Written and compiled by Dean E. Murphy, who covered the attacks on the World Trade Center for the New York Times, September 11: An Oral History presents vivid eyewitness accounts by those who rushed to the scene, as well as the stories of people around the country and abroad who watched as events unfolded on television and waited for news of friends, family, and acquaintances.
A priest who runs an adoption center near the WTC paints an unforgettable portrait of what he calls "the meeting place of Hell and Earth that morning"; a businessman from Los Angeles in New York to conduct a training seminar recounts in breathstopping detail his descent with a blind colleague from the 78th floor of the North Tower; a senior at a high school; the owners of a small business in Arkansas describe their thoughts and feelings as they waited to hear from a customer who had become part of their lives though they had never actually met him; and a civilian employee at the Pentagon recalls giving up hope in a smoke-filled office, her hair on fire, only to be led to safety by the soothing voice of a colleague.
Contributions from firefighters, police, and military personnel, and other rescue workers demonstrate the mixture of professionalism and humanity that justly elevated them, despite their own modesty, to the status of national heroes.
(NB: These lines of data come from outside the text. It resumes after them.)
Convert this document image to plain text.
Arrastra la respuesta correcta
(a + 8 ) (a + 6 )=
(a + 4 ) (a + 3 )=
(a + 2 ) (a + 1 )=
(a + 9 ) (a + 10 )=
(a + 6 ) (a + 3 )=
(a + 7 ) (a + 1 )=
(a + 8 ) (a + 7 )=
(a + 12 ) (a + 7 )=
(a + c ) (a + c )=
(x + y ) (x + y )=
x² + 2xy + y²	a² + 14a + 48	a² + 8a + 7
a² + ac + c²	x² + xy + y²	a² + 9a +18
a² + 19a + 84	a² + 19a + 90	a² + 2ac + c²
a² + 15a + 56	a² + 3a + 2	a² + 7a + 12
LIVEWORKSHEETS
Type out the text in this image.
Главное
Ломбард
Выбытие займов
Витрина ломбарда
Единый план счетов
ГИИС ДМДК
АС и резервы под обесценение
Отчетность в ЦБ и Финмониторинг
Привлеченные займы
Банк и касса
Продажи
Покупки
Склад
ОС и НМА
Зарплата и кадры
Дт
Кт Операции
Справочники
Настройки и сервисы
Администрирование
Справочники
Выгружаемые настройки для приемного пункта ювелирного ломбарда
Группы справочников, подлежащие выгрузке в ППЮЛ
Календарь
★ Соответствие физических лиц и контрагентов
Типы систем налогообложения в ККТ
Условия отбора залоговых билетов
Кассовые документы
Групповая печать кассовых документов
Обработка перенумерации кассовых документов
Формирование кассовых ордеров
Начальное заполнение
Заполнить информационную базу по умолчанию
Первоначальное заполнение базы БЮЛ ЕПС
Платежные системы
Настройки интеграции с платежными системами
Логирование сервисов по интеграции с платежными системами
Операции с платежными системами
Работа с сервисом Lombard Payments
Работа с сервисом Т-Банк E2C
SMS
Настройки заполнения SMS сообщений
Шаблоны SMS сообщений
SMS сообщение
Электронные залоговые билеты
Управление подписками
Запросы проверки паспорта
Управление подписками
There are stories, too, of those who narrowly missed being part of the mayhem–including a family of four who changed their plane reservations from one of the hijacked jets and others whose arrivals at work were delayed by unlikely coincidences and quirks of fate like forgetting to turn on the coffeepot the night before.
The first and only oral history of September 11 that presents people from all walks of life, these poignant, often harrowing vignettes capture the grief, rage, and fear that gripped the nationj–and offer an intimate, inspiring look at the strengths that enabled us to move on.
About Dean E. Murphy
Dean E. Murphy is a reporter in New York for The New York Times. He has also covered Los Angeles, Eastern Europe, and Africa for the Los Angeles Times. A portion of the author’s proceeds will be donated to charity.